Идя вверх по склону, Максим испытал чувство восхищения Яковом, организованной им обороной, мужеством побратимом, занявших траншеи полного профиля. Заглядывая в глаза побратимов-повстанцев, ещё раз убедился, что Храмовая Гора, он, повстанцы внутренне на одной волне, крепость, которая будет стоять до последнего.
— Ну что там, чего решили? — набросились сразу с вопросами курсанты и Яков.
— Будет война… — ответил задумчиво Максим, подумал — Но, кажется, как мы хотим — без танков и боевых вертолётов. Словно подтверждая сказанное Максимом, танки заревели моторами и торжественно поехали прочь, оставляя полицию и ОПОН в одиночестве. Курсанты радостно засвистели им вслед, считая уход танков своей первой победой. Подумав, Максим пошептался с Яковом и тот передал приказ по рации караулу: «Во-первых, сообщить захваченным, что их жизням ничего не угрожает. Во-вторых — выводить по одному в туалет. Дать консервов, воды и сигарет, сколько желают. В третьих снять с зарешёченого окна стекло, пусть дышут чистим воздухом».

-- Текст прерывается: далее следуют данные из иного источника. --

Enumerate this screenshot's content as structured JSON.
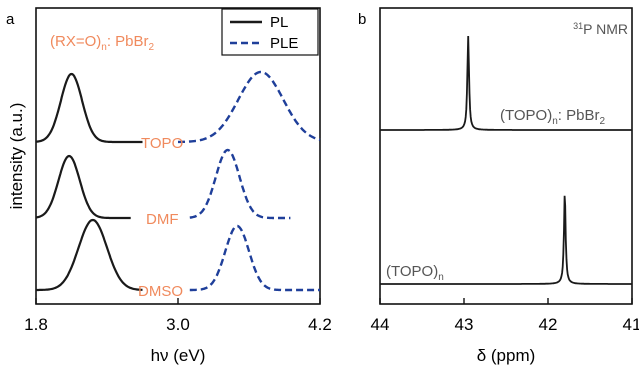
{
  "colors": {
    "axis": "#111111",
    "pl": "#1a1a1a",
    "ple": "#1f3f9a",
    "label_orange": "#f08a5d",
    "text_gray": "#555555"
  },
  "chart_data": [
    {
      "panel_label": "a",
      "type": "line",
      "title": "(RX=O)",
      "title_sub": "n",
      "title_suffix": ": PbBr",
      "title_sub2": "2",
      "xlabel": "hν (eV)",
      "ylabel": "intensity (a.u.)",
      "xlim": [
        1.8,
        4.2
      ],
      "x_ticks": [
        1.8,
        3.0,
        4.2
      ],
      "x_tick_labels": [
        "1.8",
        "3.0",
        "4.2"
      ],
      "legend_position": "top-right",
      "legend": [
        {
          "label": "PL",
          "style": "solid"
        },
        {
          "label": "PLE",
          "style": "dashed"
        }
      ],
      "stack_order": [
        "TOPO",
        "DMF",
        "DMSO"
      ],
      "series": [
        {
          "sample": "TOPO",
          "kind": "PL",
          "peak": 2.1,
          "sigma": 0.09,
          "x_range": [
            1.8,
            2.7
          ]
        },
        {
          "sample": "TOPO",
          "kind": "PLE",
          "peak": 3.7,
          "sigma": 0.19,
          "x_range": [
            3.0,
            4.2
          ]
        },
        {
          "sample": "DMF",
          "kind": "PL",
          "peak": 2.08,
          "sigma": 0.09,
          "x_range": [
            1.8,
            2.6
          ]
        },
        {
          "sample": "DMF",
          "kind": "PLE",
          "peak": 3.42,
          "sigma": 0.1,
          "x_range": [
            3.1,
            3.95
          ]
        },
        {
          "sample": "DMSO",
          "kind": "PL",
          "peak": 2.28,
          "sigma": 0.12,
          "x_range": [
            1.8,
            2.7
          ]
        },
        {
          "sample": "DMSO",
          "kind": "PLE",
          "peak": 3.5,
          "sigma": 0.1,
          "x_range": [
            3.1,
            4.2
          ]
        }
      ],
      "sample_labels": [
        "TOPO",
        "DMF",
        "DMSO"
      ]
    },
    {
      "panel_label": "b",
      "type": "line",
      "title_sup": "31",
      "title": "P NMR",
      "xlabel": "δ (ppm)",
      "xlim": [
        44,
        41
      ],
      "x_ticks": [
        44,
        43,
        42,
        41
      ],
      "x_tick_labels": [
        "44",
        "43",
        "42",
        "41"
      ],
      "series": [
        {
          "name_main": "(TOPO)",
          "name_sub": "n",
          "name_suffix": ": PbBr",
          "name_sub2": "2",
          "peak_ppm": 42.95
        },
        {
          "name_main": "(TOPO)",
          "name_sub": "n",
          "name_suffix": "",
          "name_sub2": "",
          "peak_ppm": 41.8
        }
      ]
    }
  ]
}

— Если ДКО по-свински обращаются с пленными, то мы не будем им уподобляться. Пару часов взаперти, со страхом смерти — этого вполне достаточно для того, что бы чиновники спецслужб взглянули на жизнь по новому. Сменим гнев на милость», — подвёл итог Яков тайной беседе. Напрячься, изготовиться к бою заставила колонна БТРов, автобусов и грузовиков, приехавших во вражеский лагерь. Стало хорошо видно, что из техники выгружается штурмовая зомба-пехота армии миропорядка, снятая с марша на Россию. «Господи, дай мужества и сил выдержать хотя бы одну вражескую атаку…» — мысленно помолился Максим, вжимая в плечо приклад автовинтовки, и разглядывая через прицел сектор своего обстрела — Помоги, Господи, воинству Твоему…» Над будущим полем боя закружили два транспортных вертолёта, раскидывая дымовые шашки. Через пол часа бело-серый дым густым туманом укрыл поле, скрадывая очеркание предметов и звуки.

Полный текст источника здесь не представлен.